2018.09.28 - Synthèse de Matthias Lecoq

De Wiki 3DD - Espace de concertation
par Matthias Lecoq
Dr. en Géographie et en Sciences Politiques
Collaborateur scientifique UNIGE

Expertise profane et réinvention de la participation

Cette table de travail s'est penchée sur l'expertise profane et la réinvention de la participation. Cette problématique a été posée par les représentants de l'Office de l'Urbanisme de l'Etat de Genève afin de savoir comment et sous quelles formes pouvaient s'organiser la participation ? Avec qui le faire, et à quelles échelles ? Et enfin, pour savoir comment capitaliser cette participation pour une transformation qualitative du territoire ?

Une vingtaine de personnes a pris part à cette réflexion divisée en deux sous-groupes.

Après cette expérience de réflexion collective, on peut tout d'abord affirmer que la participation se présente comme un fait politique autant que culturel ! C'est une thématique remplie d'émotions, de frustrations, mais aussi d'ambitions où l'on parle tantôt de mixité ou de justice sociale que de cadrage et d'outils méthodologiques. Cela a le mérite de mettre en avant certaines contradictions. D'un côté, il existe de nombreuses opportunités pour réinventer la participation afin de favoriser l'échange et la perméabilité des processus. Que cela soit par les "civic tech", l'interdisciplinarité, ou encore par la présence d'un tiers facilitateurs. Mais de l'autre, on remarque que la réglementation d'aujourd'hui a beaucoup de mal à créer l'ouverture demandée tant en termes de temporalité (la participation demande des temps d'activation, de digestion, de propositions...), qu'en termes de législation (le Plan Localisé de Quartier reste un outil très ciblé). Ces frustrations, malgré la diversité contemporaine des processus de participation qui a été soulignée par tous, viennent se mélanger à des problématiques de représentativité des participants qui fait peser beaucoup de responsabilité sur les corps intermédiaires - en premier lieu les associations.

Se pose alors la question des conditions cadre de la participation.
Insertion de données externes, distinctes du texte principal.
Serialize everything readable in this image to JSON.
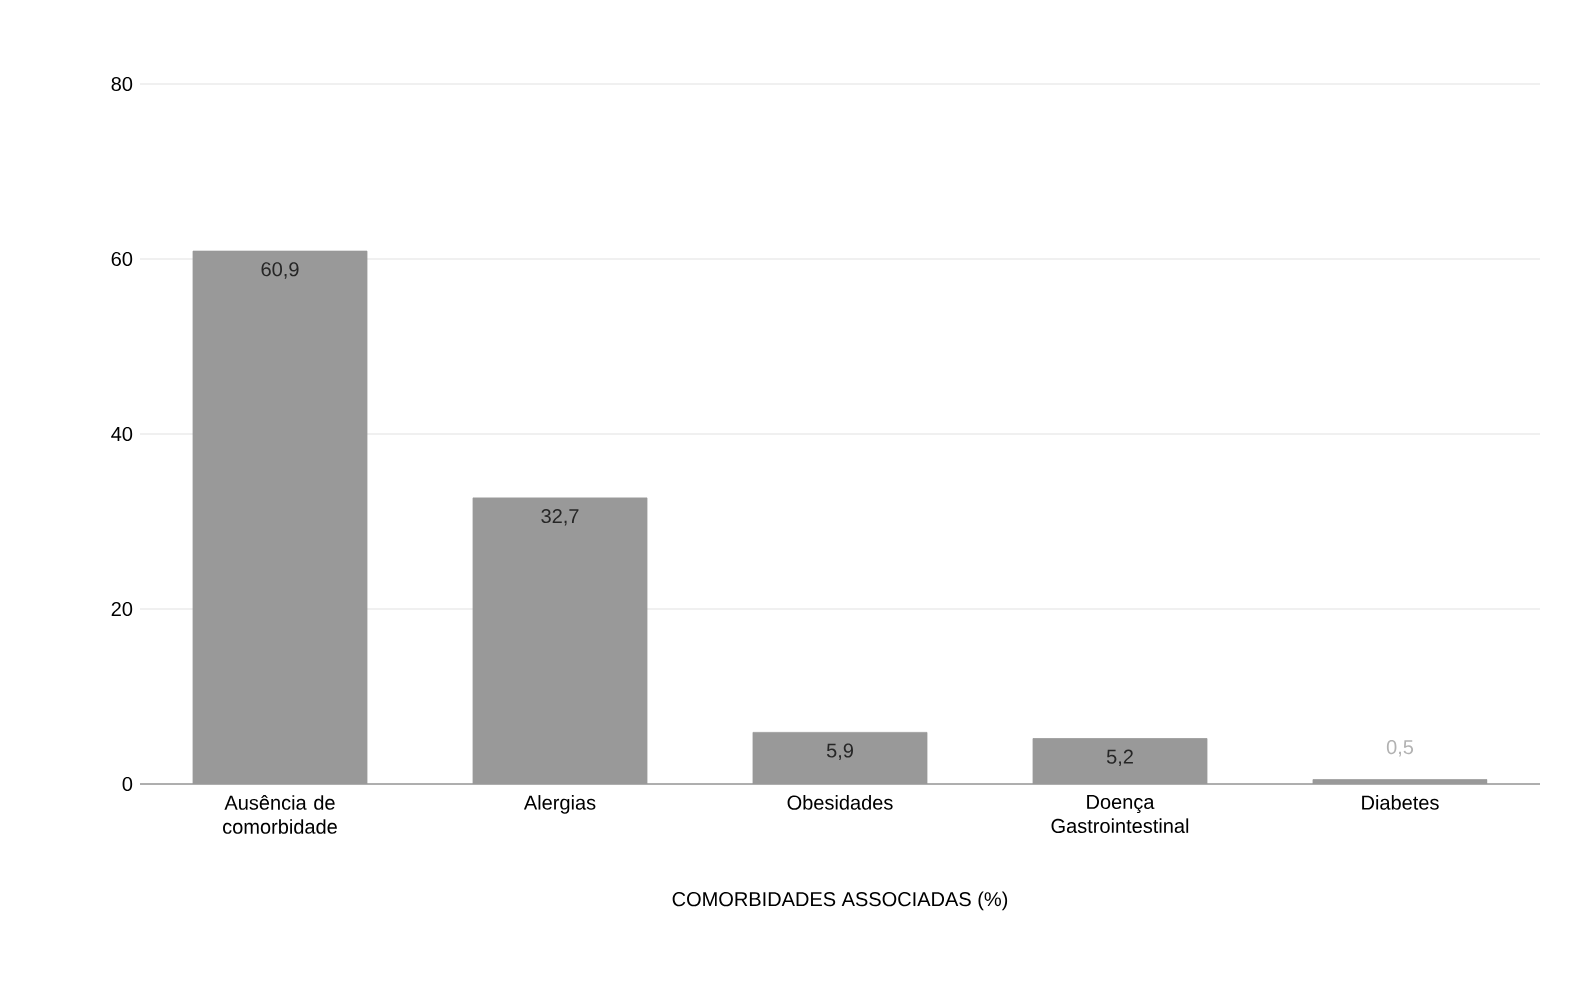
{
  "chart_data": {
    "type": "bar",
    "xlabel": "COMORBIDADES ASSOCIADAS (%)",
    "categories": [
      "Ausência de comorbidade",
      "Alergias",
      "Obesidades",
      "Doença Gastrointestinal",
      "Diabetes"
    ],
    "values": [
      60.9,
      32.7,
      5.9,
      5.2,
      0.5
    ],
    "value_labels": [
      "60,9",
      "32,7",
      "5,9",
      "5,2",
      "0,5"
    ],
    "color": "#999999",
    "ylim": [
      0,
      80
    ],
    "yticks": [
      0,
      20,
      40,
      60,
      80
    ],
    "grid": "y"
  }
}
Est-elle faite pour répondre à un texte de loi ? Ou pour réellement écouter les habitants ? Les deux sous-groupes ont affirmé l'importance de mieux présenter/expliquer ce cadre de la participation. Cela pourrait passer par la mise en place de meilleurs outils de communication telle qu'une plateforme globale de tous les processus participatifs qui présenterait les marges de manœuvre pour chacun d'eux. Ou par un effort pédagogique pour chaque projet, en mettant en avant ces conditions cadre dès le début des rencontres participatives. C'est une manière d'interroger le positionnement des acteurs et notamment l'asymétrie dans les jeux de pouvoir, et de se focaliser sur les résultats de la participation pour les participants eux-mêmes, c'est-à-dire son suivi.
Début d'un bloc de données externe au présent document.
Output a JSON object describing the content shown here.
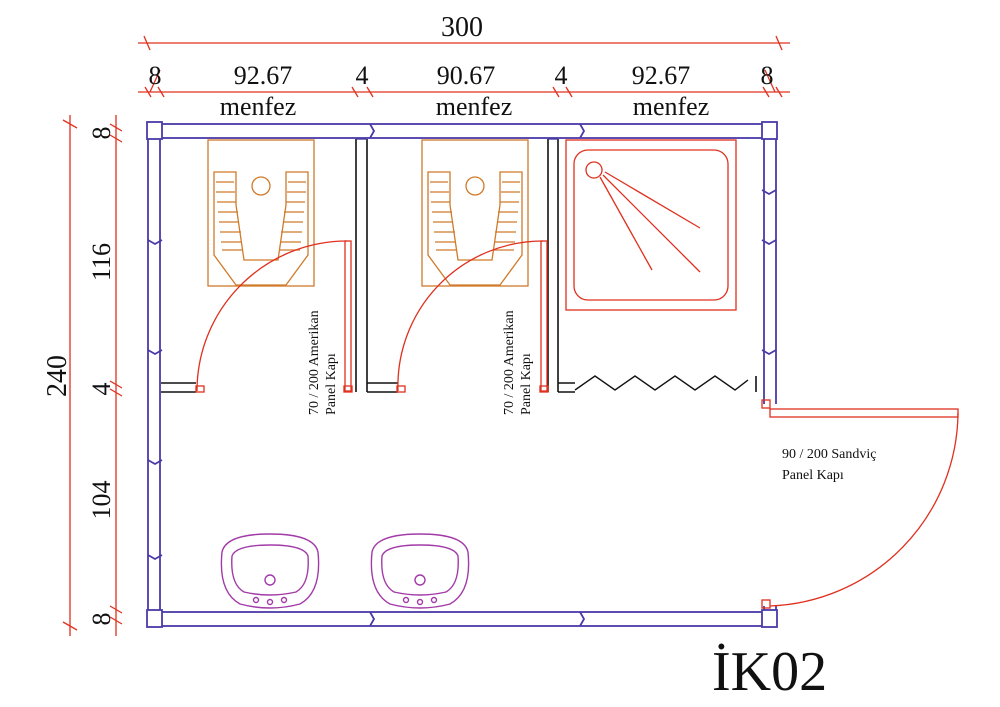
{
  "colors": {
    "dimension": "#e0301e",
    "wall": "#4a3aa8",
    "fixture": "#d07a2a",
    "sink": "#a23aa8",
    "partition": "#111111"
  },
  "dimensions": {
    "overall_width": "300",
    "top": [
      "8",
      "92.67",
      "4",
      "90.67",
      "4",
      "92.67",
      "8"
    ],
    "overall_depth": "240",
    "left": [
      "8",
      "116",
      "4",
      "104",
      "8"
    ]
  },
  "vents": [
    "menfez",
    "menfez",
    "menfez"
  ],
  "doors": {
    "interior_1": [
      "70 / 200 Amerikan",
      "Panel Kapı"
    ],
    "interior_2": [
      "70 / 200 Amerikan",
      "Panel Kapı"
    ],
    "exterior": [
      "90 / 200 Sandviç",
      "Panel Kapı"
    ]
  },
  "title": "İK02"
}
Deux enjeux centraux ont été présentés : le premier, c'est celui d'articuler les besoins et les compétences des acteurs tant en termes de temporalité qu'en termes d'échelles. Il y a notamment des moments où la participation doit-être plus large qu'à d'autres et concerner plus de citoyens. Le second est celui de pouvoir croiser les informations émanant de la participation. Les projets sont différents mais de nombreuses problématiques sont récurrentes et transversales. Les processus participatifs devraient permettre de mettre en lien les différents apports et donc les réflexions.

Enfin, et pour tenter d'apporter une analyse supplémentaire, il y a une problématique qui est à la croisée de tous ces questionnements et qui passe par un travail conceptuel approfondi sur ce qu'est la participation, et par analogie, sur ce qu'est le participant. C'est une problématique de sémantique, de sens, qui peut paraître superficielle mais qui est une des principales limites actuelles et un gros facteur d'incompréhensions et de frustrations. Car considérer les participants comme des usagers, comme des profanes dont on reconnaît un savoir-d'usage avant tout, revient à figer des relations alors qu'elles supposent une certaine dynamique. C'est un facteur limitant car un usager attend un service alors qu'on lui demande d'être un acteur. La participation demande donc un passage du statut d'usager à celui d'acteur, et il faut donc favoriser ce changement de statut dans la conception même des processus participatifs. C'est un statut qui dépasse l'ingénierie du projet urbain en faisant référence à une thématique politique et culturelle qui est celle de la citoyenneté et du rôle du citoyen dans la ville.